Grey Matter: Why Our Brains Stop Retaining As We Age
June 3, 2010
Researchers at Mount Sinai School of Medicine have found that certain types of specializations on nerve cells called "spines" are depleted as a person ages, causing cognitive decline in the part of the brain that mediates the highest levels of learning. These spines receive an important class of synapses that are involved with the process of learning. The discovery provides the medical community with a new therapeutic target to help prevent this loss of function. "We know that when we age, we lose certain spines, but we did not know which ones and how their loss impacted cognition," said John H. Morrison, PhD, Dean of Basic Sciences and the Graduate School of Biological Sciences and Professor of the Department of Neuroscience, Mount Sinai School of Medicine. "This study shows which spines are lost and what their impact is on brain function, giving us a foundation to research treatment interventions to protect against age-related cognitive decline." The research team was led by Dr. Morrison and Peter R. Rapp, PhD, Adjunct Professor of Neuroscience at Mount Sinai School of Medicine, with Dani Dumitriu, MD/PhD student and Dr. Jiandong Hao, Adjunct Assistant Professor at Mount Sinai School of Medicine as the key investigators on the team and co-first authors of the paper, published in the June 2 issue of the Journal of Neuroscience.
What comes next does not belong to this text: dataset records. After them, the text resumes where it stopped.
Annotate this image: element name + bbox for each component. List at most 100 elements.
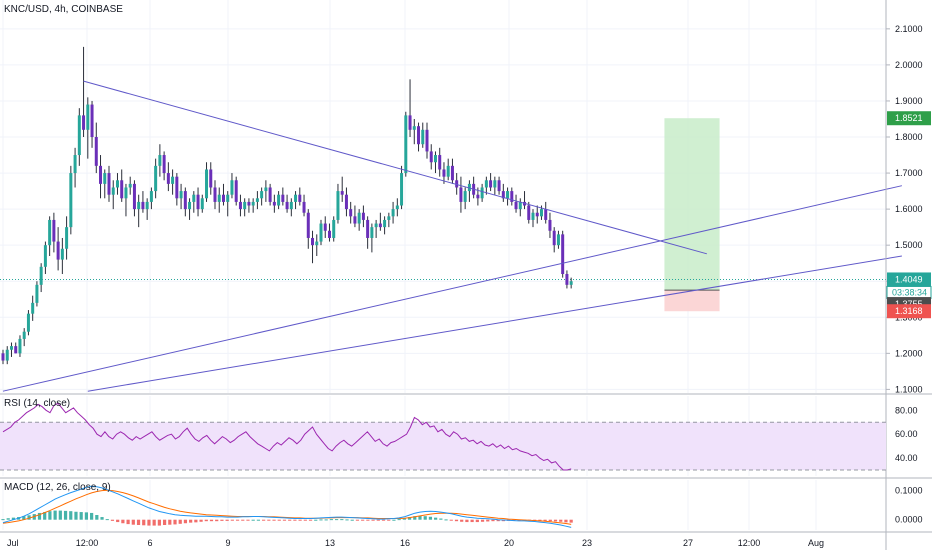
candle-up — [35, 284, 39, 303]
macd-histogram-bar — [105, 519, 109, 521]
y-tick-label: 1.2000 — [895, 348, 923, 358]
candle-up — [400, 173, 404, 206]
macd-histogram-bar — [434, 517, 438, 520]
candle-down — [247, 201, 251, 206]
candle-up — [336, 191, 340, 220]
rsi-tick-label: 80.00 — [895, 405, 918, 415]
macd-histogram-bar — [303, 519, 307, 521]
macd-histogram-bar — [11, 517, 16, 520]
candle-down — [162, 155, 166, 174]
candle-up — [243, 201, 247, 210]
macd-histogram-bar — [1, 519, 5, 521]
y-tick-label: 1.6000 — [895, 204, 923, 214]
candle-up — [230, 180, 234, 195]
candle-down — [238, 201, 242, 210]
candle-down — [311, 237, 315, 246]
macd-histogram-bar — [402, 518, 406, 520]
macd-line — [2, 485, 572, 528]
macd-histogram-bar — [157, 519, 161, 526]
last-price-badge — [887, 272, 931, 287]
candle-down — [323, 223, 327, 231]
macd-histogram-bar — [392, 519, 396, 521]
candle-down — [429, 151, 433, 163]
candle-up — [18, 338, 22, 354]
macd-histogram-bar — [194, 519, 198, 523]
rsi-title: RSI (14, close) — [4, 398, 71, 409]
stop-price-badge — [887, 304, 931, 319]
macd-histogram-bar — [491, 519, 495, 522]
macd-histogram-bar — [340, 519, 344, 521]
candle-down — [90, 104, 94, 138]
candle-down — [52, 219, 56, 242]
macd-histogram-bar — [538, 519, 542, 521]
candle-up — [188, 201, 192, 210]
macd-histogram-bar — [256, 519, 261, 521]
candle-down — [56, 241, 60, 260]
candle-up — [22, 331, 26, 339]
candle-up — [43, 245, 47, 267]
macd-histogram-bar — [308, 519, 313, 521]
candle-up — [39, 266, 43, 285]
candle-up — [128, 183, 132, 188]
candle-up — [493, 180, 497, 188]
macd-histogram-bar — [350, 519, 354, 521]
x-tick-label: 9 — [225, 538, 230, 548]
macd-histogram-bar — [298, 519, 302, 521]
macd-histogram-bar — [319, 519, 323, 521]
trendline — [87, 255, 902, 392]
candle-up — [179, 191, 183, 199]
candle-up — [374, 223, 378, 228]
candle-down — [361, 212, 365, 220]
candle-up — [26, 313, 30, 332]
macd-histogram-bar — [376, 519, 380, 521]
candle-down — [141, 201, 145, 210]
candle-up — [387, 216, 391, 220]
macd-histogram-bar — [496, 519, 500, 522]
macd-histogram-bar — [53, 510, 57, 520]
candle-down — [14, 346, 18, 354]
candle-down — [327, 230, 331, 238]
x-tick-label: Jul — [7, 538, 19, 548]
candle-down — [82, 115, 86, 130]
candle-down — [442, 169, 446, 177]
candle-up — [433, 155, 437, 163]
macd-histogram-bar — [27, 515, 31, 520]
macd-histogram-bar — [288, 519, 292, 521]
candle-up — [69, 173, 73, 228]
macd-histogram-bar — [480, 519, 485, 522]
rsi-line — [2, 402, 572, 471]
macd-histogram-bar — [199, 519, 203, 522]
candle-up — [158, 155, 162, 166]
candle-up — [115, 180, 119, 188]
candle-up — [103, 173, 107, 184]
macd-tick-label: 0.0000 — [895, 515, 923, 525]
macd-tick-label: 0.1000 — [895, 485, 923, 495]
candle-down — [268, 187, 272, 202]
macd-histogram-bar — [475, 519, 479, 523]
x-tick-label: 12:00 — [738, 538, 761, 548]
target-price-badge — [887, 111, 931, 126]
candle-up — [154, 165, 158, 192]
candle-up — [251, 201, 255, 206]
macd-histogram-bar — [381, 519, 386, 521]
x-tick-label: 27 — [683, 538, 693, 548]
macd-histogram-bar — [126, 519, 130, 525]
macd-histogram-bar — [225, 519, 229, 521]
macd-histogram-bar — [100, 517, 104, 520]
candle-down — [514, 201, 518, 210]
macd-histogram-bar — [444, 519, 448, 521]
macd-histogram-bar — [178, 519, 182, 524]
y-tick-label: 1.5000 — [895, 240, 923, 250]
candle-up — [65, 227, 69, 249]
macd-histogram-bar — [366, 519, 370, 521]
macd-histogram-bar — [173, 519, 177, 525]
macd-histogram-bar — [460, 519, 464, 522]
candle-up — [60, 248, 64, 260]
candle-down — [183, 191, 187, 210]
candle-down — [94, 137, 98, 166]
candle-down — [552, 230, 556, 246]
candle-up — [463, 191, 467, 202]
macd-histogram-bar — [215, 519, 219, 522]
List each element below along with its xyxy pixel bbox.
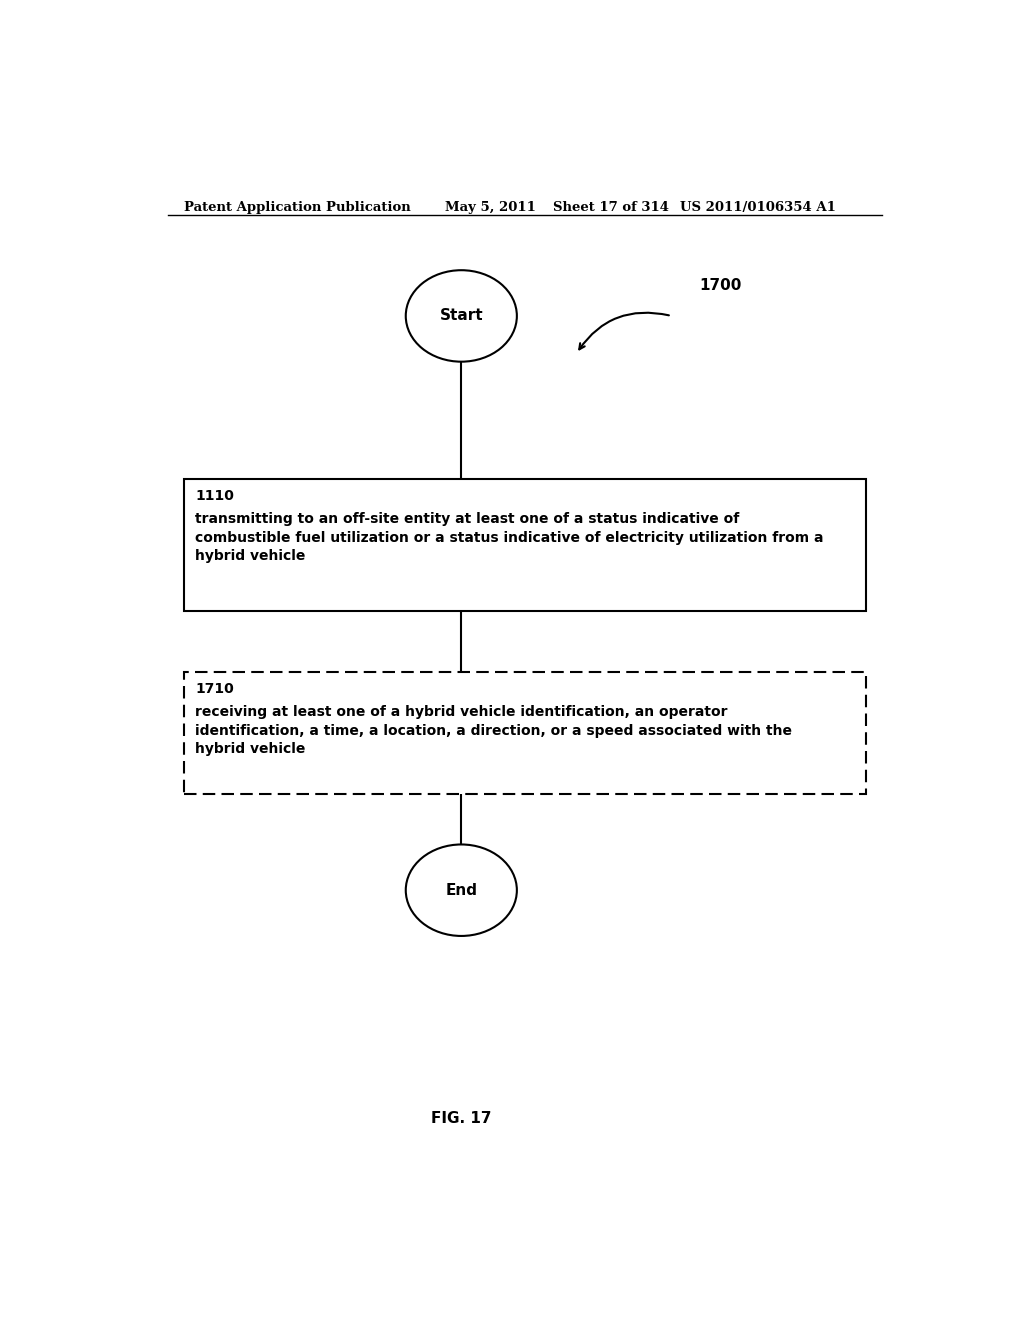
Text: 1110: 1110 xyxy=(196,488,234,503)
FancyBboxPatch shape xyxy=(183,479,866,611)
Text: 1700: 1700 xyxy=(699,279,741,293)
Text: Start: Start xyxy=(439,309,483,323)
FancyBboxPatch shape xyxy=(183,672,866,793)
Text: receiving at least one of a hybrid vehicle identification, an operator
identific: receiving at least one of a hybrid vehic… xyxy=(196,705,793,756)
Text: 1710: 1710 xyxy=(196,682,234,696)
Text: transmitting to an off-site entity at least one of a status indicative of
combus: transmitting to an off-site entity at le… xyxy=(196,512,824,562)
Ellipse shape xyxy=(406,845,517,936)
Text: US 2011/0106354 A1: US 2011/0106354 A1 xyxy=(680,201,836,214)
Text: Patent Application Publication: Patent Application Publication xyxy=(183,201,411,214)
Text: Sheet 17 of 314: Sheet 17 of 314 xyxy=(553,201,669,214)
Text: May 5, 2011: May 5, 2011 xyxy=(445,201,537,214)
Text: FIG. 17: FIG. 17 xyxy=(431,1111,492,1126)
Ellipse shape xyxy=(406,271,517,362)
Text: End: End xyxy=(445,883,477,898)
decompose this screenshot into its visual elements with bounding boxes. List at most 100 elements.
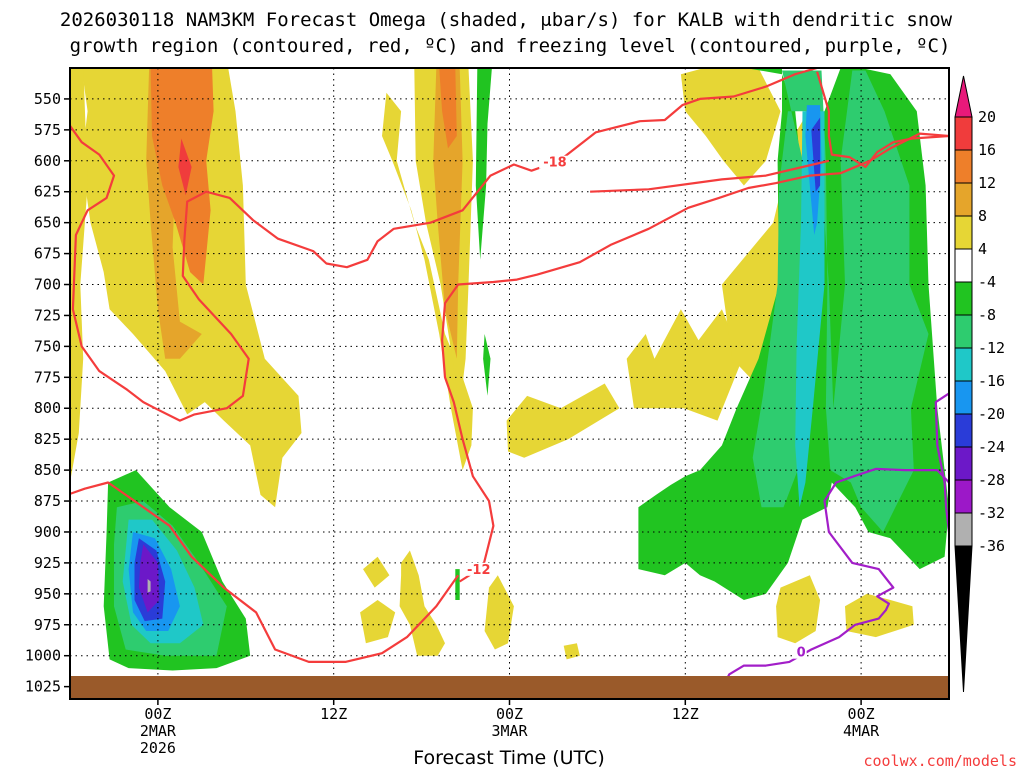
y-tick-label-975: 975 (34, 616, 61, 634)
y-tick-label-950: 950 (34, 585, 61, 603)
contour-label-1: -12 (467, 563, 491, 578)
contour--18-4 (590, 159, 830, 193)
colorbar-swatch-13 (954, 512, 973, 547)
colorbar-swatch-9 (954, 380, 973, 415)
contour--18-3 (816, 71, 949, 169)
y-tick-label-925: 925 (34, 554, 61, 572)
colorbar-label-3: 8 (978, 207, 987, 225)
colorbar-label-4: 4 (978, 240, 987, 258)
colorbar-label-0: 20 (978, 108, 996, 126)
omega-region-33 (138, 544, 160, 613)
y-tick-label-1025: 1025 (25, 678, 61, 696)
contour-label-bg-2 (792, 645, 807, 659)
y-tick-label-1000: 1000 (25, 647, 61, 665)
omega-region-14 (680, 68, 781, 186)
colorbar-swatch-10 (954, 413, 973, 448)
plot-area: -18 -12 0 (69, 67, 950, 700)
colorbar-label-2: 12 (978, 174, 996, 192)
contour-label-bg-1 (463, 562, 494, 576)
y-tick-label-775: 775 (34, 368, 61, 386)
colorbar-swatch-5 (954, 248, 973, 283)
x-tick-label-0-1: 2MAR (140, 722, 177, 740)
colorbar-swatch-4 (954, 215, 973, 250)
omega-region-19 (811, 117, 821, 192)
omega-region-34 (147, 579, 151, 593)
y-tick-label-750: 750 (34, 337, 61, 355)
contour-lines (70, 68, 949, 684)
chart-title-line-1: 2026030118 NAM3KM Forecast Omega (shaded… (60, 9, 953, 31)
y-tick-label-825: 825 (34, 430, 61, 448)
contour-label-2: 0 (797, 646, 806, 661)
omega-region-7 (433, 68, 463, 359)
omega-region-3 (178, 138, 192, 196)
x-tick-label-1-0: 12Z (320, 705, 347, 723)
y-tick-label-550: 550 (34, 90, 61, 108)
y-tick-label-625: 625 (34, 183, 61, 201)
omega-region-4 (70, 68, 88, 483)
colorbar-swatch-2 (954, 149, 973, 184)
y-tick-label-800: 800 (34, 399, 61, 417)
colorbar: 20 16 12 8 4 -4 -8 -12 -16 -20 -24 -28 -32 -36 (954, 75, 1005, 693)
omega-region-22 (363, 556, 390, 588)
colorbar-swatch-11 (954, 446, 973, 481)
colorbar-top-arrow (954, 75, 973, 118)
contour-0-5 (934, 392, 949, 533)
y-tick-label-900: 900 (34, 523, 61, 541)
omega-region-26 (563, 643, 580, 660)
colorbar-swatch-3 (954, 182, 973, 217)
y-tick-label-650: 650 (34, 214, 61, 232)
x-tick-label-2-0: 00Z (496, 705, 523, 723)
ground-layer (70, 676, 949, 699)
contour--12-1 (441, 132, 949, 583)
y-tick-label-700: 700 (34, 276, 61, 294)
omega-region-10 (483, 334, 491, 396)
y-tick-label-575: 575 (34, 121, 61, 139)
colorbar-label-7: -12 (978, 339, 1005, 357)
contour--12-0 (70, 481, 460, 664)
y-tick-label-850: 850 (34, 461, 61, 479)
chart-title-line-2: growth region (contoured, red, ºC) and f… (70, 35, 951, 57)
omega-region-9 (475, 68, 492, 260)
y-axis: 550 575 600 625 650 675 700 725 750 775 800 825 850 8… (25, 90, 70, 696)
colorbar-label-8: -16 (978, 372, 1005, 390)
colorbar-label-9: -20 (978, 405, 1005, 423)
omega-region-27 (455, 569, 460, 600)
colorbar-swatch-8 (954, 347, 973, 382)
colorbar-label-10: -24 (978, 438, 1005, 456)
omega-region-5 (382, 92, 473, 471)
colorbar-label-5: -4 (978, 273, 996, 291)
omega-region-21 (845, 593, 914, 638)
contour-labels: -18 -12 0 (463, 155, 807, 661)
omega-region-11 (506, 383, 620, 458)
credit-text: coolwx.com/models (863, 752, 1017, 768)
contour--18-2 (70, 68, 818, 422)
x-tick-label-0-2: 2026 (140, 739, 176, 757)
omega-region-8 (439, 68, 457, 149)
x-tick-label-2-1: 3MAR (491, 722, 528, 740)
colorbar-bottom-arrow (954, 545, 973, 693)
colorbar-swatch-6 (954, 281, 973, 316)
colorbar-label-6: -8 (978, 306, 996, 324)
colorbar-label-13: -36 (978, 537, 1005, 555)
x-axis-label: Forecast Time (UTC) (413, 747, 604, 768)
contour-label-0: -18 (543, 156, 567, 171)
colorbar-swatch-7 (954, 314, 973, 349)
x-tick-label-4-0: 00Z (848, 705, 875, 723)
y-tick-label-725: 725 (34, 306, 61, 324)
colorbar-label-11: -28 (978, 471, 1005, 489)
x-tick-label-3-0: 12Z (672, 705, 699, 723)
x-tick-label-4-1: 4MAR (843, 722, 880, 740)
contour-label-bg-0 (539, 155, 570, 169)
y-tick-label-675: 675 (34, 245, 61, 263)
colorbar-swatch-12 (954, 479, 973, 514)
colorbar-label-1: 16 (978, 141, 996, 159)
omega-region-12 (626, 309, 743, 421)
y-tick-label-600: 600 (34, 152, 61, 170)
omega-shading (70, 68, 949, 671)
omega-region-23 (360, 600, 396, 644)
y-tick-label-875: 875 (34, 492, 61, 510)
omega-region-24 (399, 550, 445, 656)
contour-0-6 (723, 467, 949, 684)
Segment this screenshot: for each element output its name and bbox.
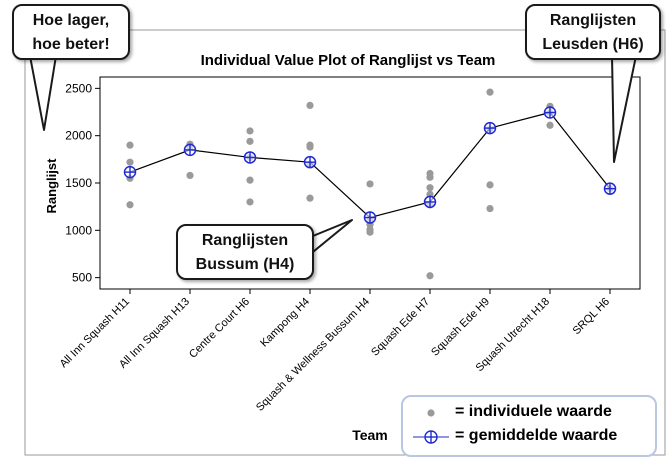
y-axis-ticks: 500 1000 1500 2000 2500 [65,81,100,285]
y-tick-label: 1000 [65,223,92,237]
individual-value-point [306,143,314,151]
dot-marker-icon [427,409,435,417]
y-tick-label: 2500 [65,81,92,95]
individual-value-point [246,127,254,135]
individual-value-point [246,137,254,145]
callout-line: Ranglijsten [201,232,289,249]
individual-value-point [426,272,434,280]
mean-marker [543,106,557,119]
mean-marker [363,211,377,224]
individual-value-point [306,194,314,202]
individual-value-point [246,176,254,184]
callout-line: Leusden (H6) [542,36,644,53]
legend-label: = individuele waarde [455,403,612,420]
individual-value-point [306,101,314,109]
callout-line: Hoe lager, [32,12,110,29]
individual-value-point [366,228,374,236]
y-tick-label: 1500 [65,176,92,190]
individual-value-point [486,181,494,189]
callout-bussum: Ranglijsten Bussum (H4) [176,224,314,280]
circle-cross-marker-icon [413,430,449,444]
callout-line: Bussum (H4) [195,256,295,273]
callout-line: hoe beter! [32,36,110,53]
mean-marker [243,151,257,164]
individual-value-point [426,173,434,181]
individual-value-point [186,171,194,180]
y-tick-label: 2000 [65,129,92,143]
y-tick-label: 500 [72,271,92,285]
legend-label: = gemiddelde waarde [455,427,618,444]
mean-marker [603,182,617,195]
individual-value-point [426,184,434,192]
individual-value-point [366,180,374,188]
mean-marker [303,155,317,169]
x-axis-label: Team [352,427,388,443]
callout-leusden: Ranglijsten Leusden (H6) [525,4,661,60]
legend-item-individual: = individuele waarde [403,403,655,425]
individual-value-point [246,198,254,206]
legend: = individuele waarde = gemiddelde waarde [401,395,657,457]
mean-marker [183,143,197,157]
individual-value-point [126,158,134,166]
mean-marker [483,121,497,135]
mean-series [123,106,617,224]
callout-lower-is-better: Hoe lager, hoe beter! [12,4,130,60]
y-axis-label: Ranglijst [44,158,59,214]
individual-value-point [546,121,554,129]
individual-value-point [486,88,494,96]
mean-marker [123,165,137,179]
chart-title: Individual Value Plot of Ranglijst vs Te… [201,52,496,69]
individual-value-point [486,204,494,213]
individual-value-point [126,141,134,149]
individual-value-point [126,201,134,209]
legend-item-mean: = gemiddelde waarde [403,427,655,449]
callout-line: Ranglijsten [549,12,637,29]
mean-marker [423,195,437,209]
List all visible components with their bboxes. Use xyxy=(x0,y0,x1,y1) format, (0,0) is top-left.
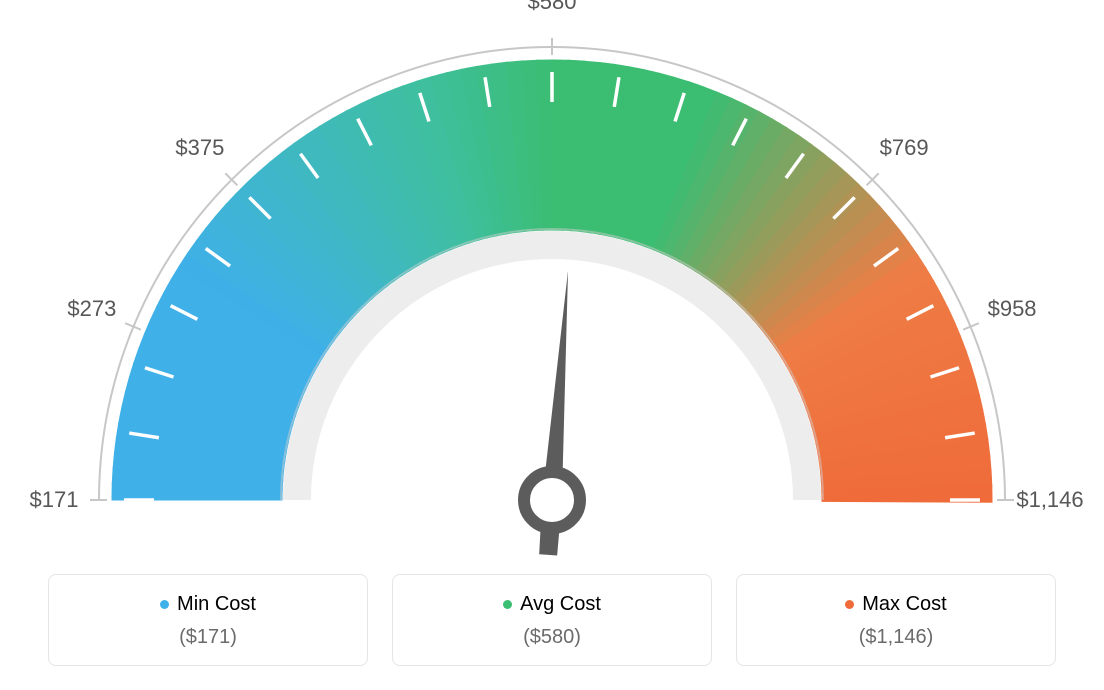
gauge-tick-label: $273 xyxy=(67,296,116,322)
legend-title-text: Avg Cost xyxy=(520,593,601,616)
legend-value-max: ($1,146) xyxy=(737,626,1055,649)
legend-card-max: Max Cost ($1,146) xyxy=(736,574,1056,666)
legend-row: Min Cost ($171) Avg Cost ($580) Max Cost… xyxy=(0,574,1104,666)
legend-value-avg: ($580) xyxy=(393,626,711,649)
gauge-tick-label: $769 xyxy=(880,135,929,161)
dot-icon xyxy=(845,600,854,609)
dot-icon xyxy=(160,600,169,609)
legend-value-min: ($171) xyxy=(49,626,367,649)
cost-gauge: $171 $273 $375 $580 $769 $958 $1,146 xyxy=(0,0,1104,560)
legend-title-avg: Avg Cost xyxy=(503,593,601,616)
gauge-tick-label: $171 xyxy=(30,487,79,513)
legend-title-text: Min Cost xyxy=(177,593,256,616)
gauge-tick-label: $958 xyxy=(988,296,1037,322)
dot-icon xyxy=(503,600,512,609)
legend-card-min: Min Cost ($171) xyxy=(48,574,368,666)
gauge-tick-label: $580 xyxy=(528,0,577,15)
gauge-svg xyxy=(0,0,1104,560)
legend-title-text: Max Cost xyxy=(862,593,946,616)
legend-card-avg: Avg Cost ($580) xyxy=(392,574,712,666)
legend-title-max: Max Cost xyxy=(845,593,946,616)
gauge-tick-label: $1,146 xyxy=(1016,487,1083,513)
gauge-tick-label: $375 xyxy=(175,135,224,161)
legend-title-min: Min Cost xyxy=(160,593,256,616)
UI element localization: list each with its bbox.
The team studied six young adult and nine older rhesus monkeys as they participated in a delayed response test. The monkeys watched as food was baited and hidden, and then a screen was put in front of them so they could no longer see the location of the hidden reward. At the beginning of the test, the screen was raised immediately and the monkeys were able to find the food reward right away. The subject's memory was tested by increasing the time that the reward was blocked from view to test if the monkeys retained where the reward was placed over longer intervals of time. Aged monkeys performed significantly worse on the tests than young monkeys, especially as the time intervals increased. Morrison's team then used microscopic techniques to visualize the spines on nerve cells within the prefrontal cortex, an area of the brain that mediates high level learning. Nerve cells in the prefrontal cortex contain two types of spines: thin, dynamic spines, which are key to learning new things, establishing rules and planning, and large, mushroom-shaped spines that are very stable and likely mediate long-term memories and highly stable information that we would consider expertise. The researchers determined that the older monkeys lacked the thin spines but retained the larger spines, indicating that the loss of the thin spines may be responsible for the monkeys' inability to learn and retain information during the test. For the first time, the researchers determined that the large spines were stable, which provides a synaptic basis for the observation that expertise and skills learned early in life are often maintained into old age. "Researchers have long wondered why aging affects our ability to learn and remember new tasks and information, yet we retain well-established information, such as career expertise, well into old age," continued Dr. Morrison. "These data indicate that there is a biological reason why people cannot learn new things at an older age, but can retain knowledge learned years before, such as a professor teaching into his 80s." Dr. Morrison noted that this study will allow for the development of prevention strategies in youth, such as further emphasis on learning skills and broadening expertise. "The data also provide a foundation for therapies to lessen cognitive decline, through pharmaceutical and lifestyle interventions," he added.